Na conferência de imprensa após a divulgação do documento que dirigiu, o economista-chefe do FMI incitou os países com espaço orçamental a investirem em projetos de infraestruturas de envergadura e a agirem multitalteralmente, com ações simultâneas em diversas frentes.
Respondendo a uma pergunta sobre o impacto de uma vitória do candidato Donald Trump nas eleições de 8 de novembro no EUA, Obstfeld respondeu com pinças: “Tem havido muita discussão nas eleições [presidenciais] sobre mudanças, o que pode ser dramático, especialmente na posição de longa data dos EUA sobre a política comercial. Penso que isso introduz um elemento de incerteza na combinação [de políticas]. Como se sabe, incerteza não é boa para os investidores e para o emprego. Por isso, vamos ver como isso se desenvolve daqui para frente. É muito difícil saber o que realmente irá acontecer depois da eleição, tendo em conta os vários pesos e contrapesos dentro do governo dos EUA”.
A preocupação com a má distribuição dos benefícios da globalização surge, também, em destaque no WEO deste ano. A perceção da desigualdade, e da sua ampliação, tem fortalecido o crescimento de “forças políticas centrífugas” e o aumento da atração pela retórica (visível na Europa e nas eleições presidenciais nos Estados Unidos) e mesmo por medidas protecionistas contra o comércio internacional, avisa o FMI. A globalização está em risco.
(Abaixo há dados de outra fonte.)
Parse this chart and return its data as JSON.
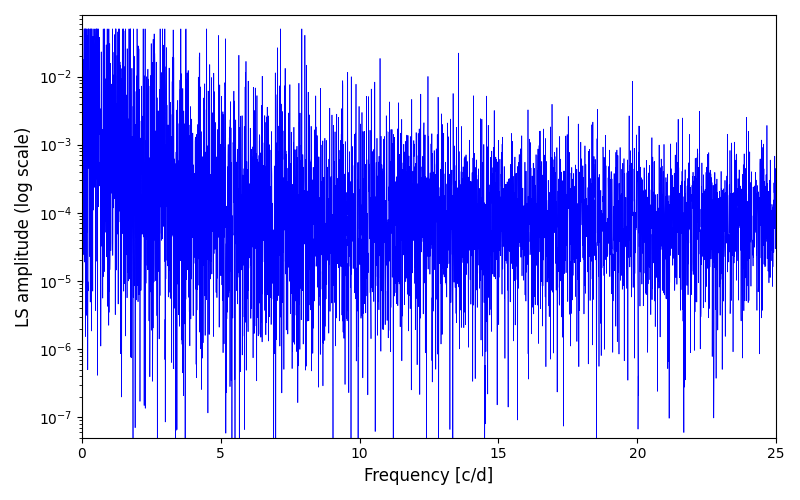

Obstfeld disse na conferência de imprensa que “nos países desenvolvidos não se deu grande atenção aos que perderam com o comércio internacional”.
AÇÃO DOS BANCOS CENTRAIS NÃO CHEGA
A relação entre a política monetária, prosseguida pelos bancos centrais, e a política orçamental e económica a cargo dos governos tem sido um ponto de polémica.
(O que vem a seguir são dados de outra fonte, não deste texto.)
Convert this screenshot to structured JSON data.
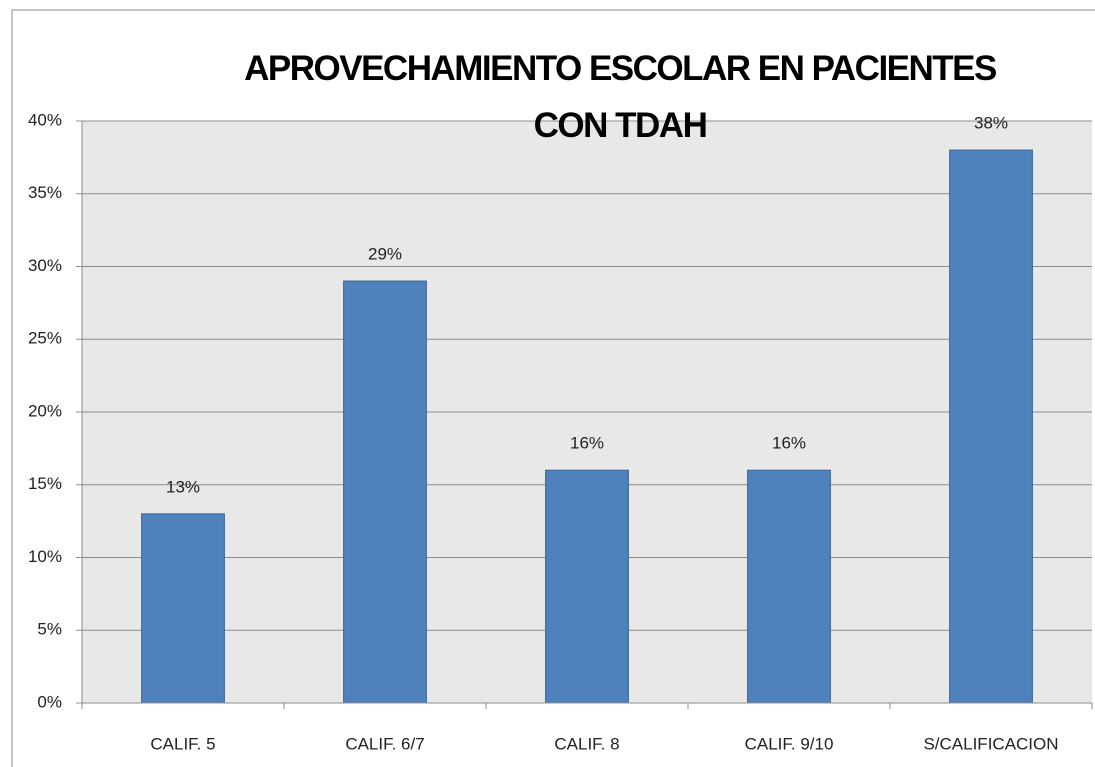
{
  "chart_data": {
    "type": "bar",
    "title": "APROVECHAMIENTO ESCOLAR EN PACIENTES CON TDAH",
    "categories": [
      "CALIF. 5",
      "CALIF. 6/7",
      "CALIF. 8",
      "CALIF. 9/10",
      "S/CALIFICACION"
    ],
    "values": [
      13,
      29,
      16,
      16,
      38
    ],
    "value_labels": [
      "13%",
      "29%",
      "16%",
      "16%",
      "38%"
    ],
    "color": "#4f81bd",
    "ylim": [
      0,
      40
    ],
    "yticks": [
      {
        "value": 0,
        "label": "0%"
      },
      {
        "value": 5,
        "label": "5%"
      },
      {
        "value": 10,
        "label": "10%"
      },
      {
        "value": 15,
        "label": "15%"
      },
      {
        "value": 20,
        "label": "20%"
      },
      {
        "value": 25,
        "label": "25%"
      },
      {
        "value": 30,
        "label": "30%"
      },
      {
        "value": 35,
        "label": "35%"
      },
      {
        "value": 40,
        "label": "40%"
      }
    ],
    "grid": true
  }
}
O FMI recorda o que tem dito: “A política monetária só por si não será suficiente para eliminar os hiatos do produto e conseguir-se um crescimento equilibrado e sustentável. Uma política orçamental amiga do crescimento é, por isso, essencial, calibrada em função do espaço disponível em cada país”, refere o documento.
Na Zona Euro é particularmente importante “suplementar” a ação do Banco Central Europeu (BCE), chamou à atenção o economista-chefe do Fundo. “Se o BCE mantém o seu mandato de atingir a meta de cerca de 2% de inflação, isso é muito difícil de alcançar sem uma inflação mais alta em alguns dos países que têm hiatos do produto pequenos ou que não os têm. Isso vai exigir mais em termos de um impulso à procura nesses países”, sublinhou. A observação foi feita em resposta a uma pergunta que indagava se a Alemanha e a Holanda eram destinatárias da recomendação do FMI.
Obstfeld crescenta, ainda, a atuação na correção dos balanços dos bancos e das empresas, um uso mais proactivo das políticas macroprudênciais, e a implementação de reformas estruturais.